Meta resmi meluncurkan support hub untuk pengguna Facebook dan Instagram. Langkah ini diambil setelah Meta mengakui secara terbuka bahwa layanan dukungan sebelumnya tidak memenuhi harapan pengguna.
Hub baru ini telah dirilis secara global di platform iOS dan Android, dan memungkinkan pengguna melaporkan masalah akun, memulihkan akses akun yang hilang, dan mendapatkan jawaban cepat melalui fitur pencarian dan asisten berbasis AI.
Dilansir dari laman Techcrunch (05/12), Meta mengatakan asisten AI tersebut akan menawarkan bantuan yang lebih spesifik dan personal, seperti pemulihan akun, pengaturan profil yang lebih kompleks, atau masalah keamanan dan privasi. Sebelum dibawa ke aplikasi Meta lainnya, fitur ini hanya tersedia di Facebook untuk saat ini.
Perusahaan mengklaim bahwa penggunaan AI telah membantu mengurangi kasus peretasan akun hingga lebih dari 30% di seluruh dunia. AI juga mencegah hal-hal seperti phishing, upaya login yang mencurigakan, dan akun yang dapat disalahgunakan.
Meskipun begitu, masih banyak pengguna yang mengaku kehilangan akses akun karena kesalahan sistem Meta yang tidak terjelaskan.
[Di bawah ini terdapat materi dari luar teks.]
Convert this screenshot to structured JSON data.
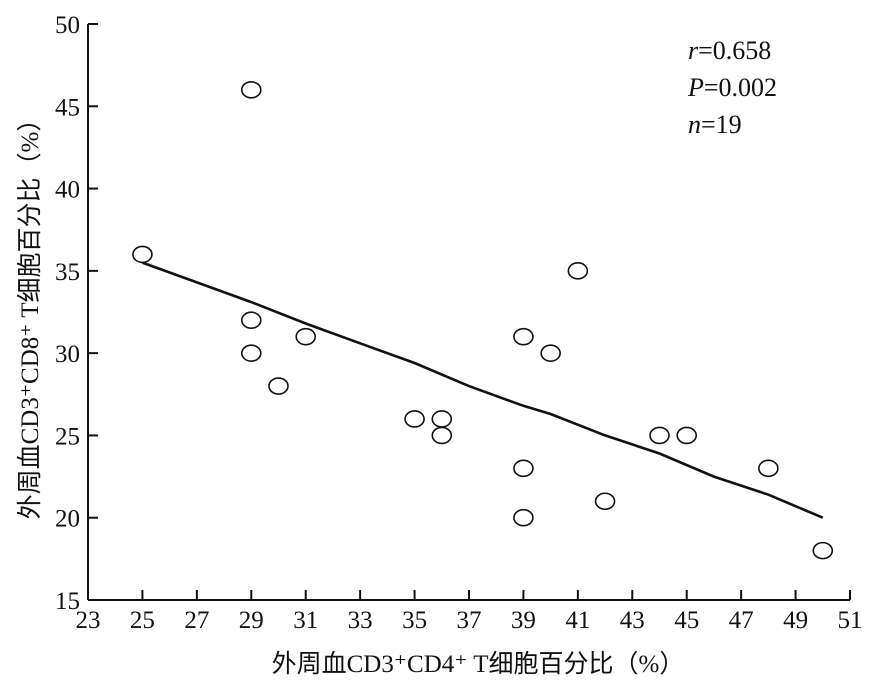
{
  "chart_data": {
    "type": "scatter",
    "xlabel": "外周血CD3⁺CD4⁺ T细胞百分比（%）",
    "ylabel": "外周血CD3⁺CD8⁺ T细胞百分比（%）",
    "xlim": [
      23,
      51
    ],
    "ylim": [
      15,
      50
    ],
    "x_ticks": [
      23,
      25,
      27,
      29,
      31,
      33,
      35,
      37,
      39,
      41,
      43,
      45,
      47,
      49,
      51
    ],
    "y_ticks": [
      15,
      20,
      25,
      30,
      35,
      40,
      45,
      50
    ],
    "points": [
      {
        "x": 25,
        "y": 36
      },
      {
        "x": 29,
        "y": 46
      },
      {
        "x": 29,
        "y": 32
      },
      {
        "x": 29,
        "y": 30
      },
      {
        "x": 30,
        "y": 28
      },
      {
        "x": 31,
        "y": 31
      },
      {
        "x": 35,
        "y": 26
      },
      {
        "x": 36,
        "y": 26
      },
      {
        "x": 36,
        "y": 25
      },
      {
        "x": 39,
        "y": 31
      },
      {
        "x": 39,
        "y": 23
      },
      {
        "x": 39,
        "y": 20
      },
      {
        "x": 40,
        "y": 30
      },
      {
        "x": 41,
        "y": 35
      },
      {
        "x": 42,
        "y": 21
      },
      {
        "x": 44,
        "y": 25
      },
      {
        "x": 45,
        "y": 25
      },
      {
        "x": 48,
        "y": 23
      },
      {
        "x": 50,
        "y": 18
      }
    ],
    "trend_line": [
      {
        "x": 25,
        "y": 35.5
      },
      {
        "x": 27,
        "y": 34.3
      },
      {
        "x": 29,
        "y": 33.1
      },
      {
        "x": 31,
        "y": 31.8
      },
      {
        "x": 33,
        "y": 30.6
      },
      {
        "x": 35,
        "y": 29.4
      },
      {
        "x": 37,
        "y": 28.0
      },
      {
        "x": 39,
        "y": 26.8
      },
      {
        "x": 40,
        "y": 26.3
      },
      {
        "x": 42,
        "y": 25.0
      },
      {
        "x": 44,
        "y": 23.9
      },
      {
        "x": 46,
        "y": 22.5
      },
      {
        "x": 48,
        "y": 21.4
      },
      {
        "x": 50,
        "y": 20.0
      }
    ],
    "stats": {
      "r_symbol": "r",
      "r_value": "=0.658",
      "p_symbol": "P",
      "p_value": "=0.002",
      "n_symbol": "n",
      "n_value": "=19"
    }
  }
}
Beberapa pengguna bahkan sampai menempuh jalur hukum karena akun yang hilang berdampak langsung pada bisnis dan penghasilan mereka.
Meta optimistis pusat dukungan baru ini bisa memudahkan proses pemulihan akun, memberi panduan yang lebih jelas, dan meningkatkan keamanan secara keseluruhan. Pengguna juga dapat memilih verifikasi tambahan berupa selfie video untuk memastikan identitas mereka.
Pax Insight
Buat kreator konten dan pebisnis online di Indonesia yang menggantungkan pemasukan dari Facebook dan Instagram, peningkatan dukungan ini adalah kabar yang sangat penting. Banyak UMKM lokal selama ini kewalahan dan frustasi saat akun kena hack atau tiba-tiba dinonaktifkan tanpa alasan yang jelas dan cepat. Jika implementasinya lancar, pengalaman pengguna di Meta bisa jadi lebih aman dan efisien.